See also the WHO web side:
http://www.who.int/water_sanitation_health/emerging/h5n1background.pdf and
http://www.umg-verlag.de/umwelt-medizin-gesellschaft/407_m_s.html
“Influenza: Initial introduction of influenza viruses to the population via abiotic water supply versus biotic human viral respirated droplet shedding” and http://www.thelancet.com/journals/laninf/article/PIIS1473309907700294/abstract?iseop=true
“Transmission of influenza A in human beings”.

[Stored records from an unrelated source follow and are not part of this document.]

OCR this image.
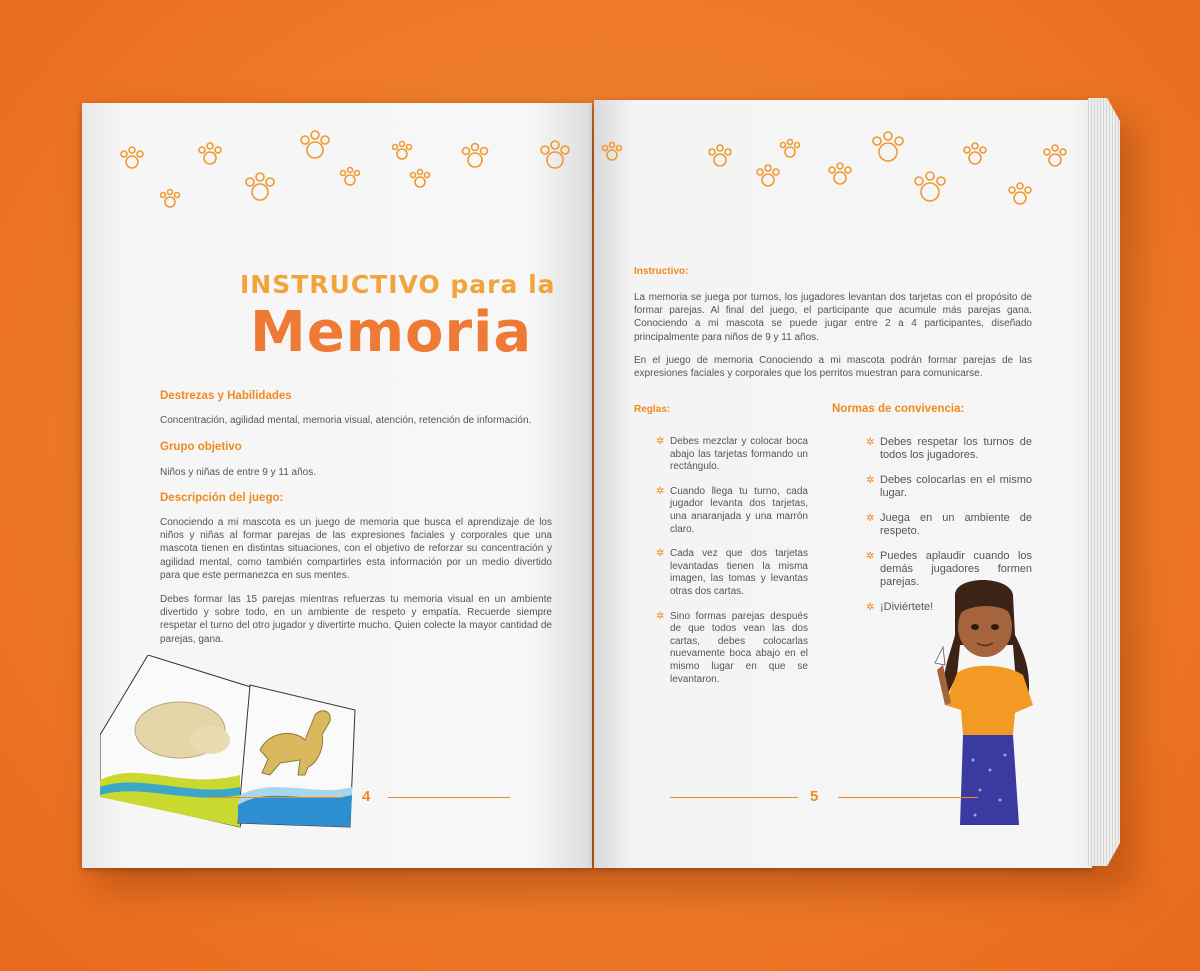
INSTRUCTIVO para la
Memoria
Destrezas y Habilidades
Concentración, agilidad mental, memoria visual, atención, retención de información.
Grupo objetivo
Niños y niñas de entre 9 y 11 años.
Descripción del juego:
Conociendo a mi mascota es un juego de memoria que busca el aprendizaje de los niños y niñas al formar parejas de las expresiones faciales y corporales que una mascota tienen en distintas situaciones, con el objetivo de reforzar su concentración y agilidad mental, como también compartirles esta información por un medio divertido para que este permanezca en sus mentes.
Debes formar las 15 parejas mientras refuerzas tu memoria visual en un ambiente divertido y sobre todo, en un ambiente de respeto y empatía. Recuerde siempre respetar el turno del otro jugador y divertirte mucho. Quien colecte la mayor cantidad de parejas, gana.
4
Instructivo:
La memoria se juega por turnos, los jugadores levantan dos tarjetas con el propósito de formar parejas. Al final del juego, el participante que acumule más parejas gana. Conociendo a mi mascota se puede jugar entre 2 a 4 participantes, diseñado principalmente para niños de 9 y 11 años.
En el juego de memoria Conociendo a mi mascota podrán formar parejas de las expresiones faciales y corporales que los perritos muestran para comunicarse.
Reglas:
✲ Debes mezclar y colocar boca abajo las tarjetas formando un rectángulo.
✲ Cuando llega tu turno, cada jugador levanta dos tarjetas, una anaranjada y una marrón claro.
✲ Cada vez que dos tarjetas levantadas tienen la misma imagen, las tomas y levantas otras dos cartas.
✲ Sino formas parejas después de que todos vean las dos cartas, debes colocarlas nuevamente boca abajo en el mismo lugar en que se levantaron.
Normas de convivencia:
✲ Debes respetar los turnos de todos los jugadores.
✲ Debes colocarlas en el mismo lugar.
✲ Juega en un ambiente de respeto.
✲ Puedes aplaudir cuando los demás jugadores formen parejas.
✲ ¡Diviértete!
5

Avian flu infections may increase in consequence to increase of virus circulation. Transmission of avian flu by direct contact to infected poultry is an unproved assumption from the WHO. There is no evidence that influenza primarily is transmitted by saliva droplets.
In hot climates/the tropics flood-related influenza is typical after extreme weather and floods. Virulence of influenza viruses depends on temperature and time. Special in cases of local water supplies with “young” and fresh H5N1 contaminated water from low local wells, cisterns, tanks, rain barrels, ponds, rivers or rice paddies this pathway can explain small clusters in households. At 24°C e.g. in the tropics the virulence of influenza viruses in water amount to 2 days. In temperate climates for “older” water from central water supplies cold water is decisive to virulence of viruses. At 7°C the virulence of influenza viruses in water amount to 14 days.
Human to human and contact transmission of influenza occur - but are overvalued immense. In the course of influenza epidemics in Germany, recognized clusters are rare, accounting for just 9 percent of cases e.g. in the 2005 season. In temperate climates the lethal H5N1 virus will be transferred to humans via cold drinking water, as with the birds in February and March 2006, strong seasonal at the time when drinking water has its temperature minimum.
The performance to eliminate viruses from the drinking water processing plants regularly does not meet the requirements of the WHO and the USA/USEPA. Conventional disinfection procedures are poor, because microorganisms in the water are not in suspension, but embedded in particles. Even ground water used for drinking water is not free from viruses.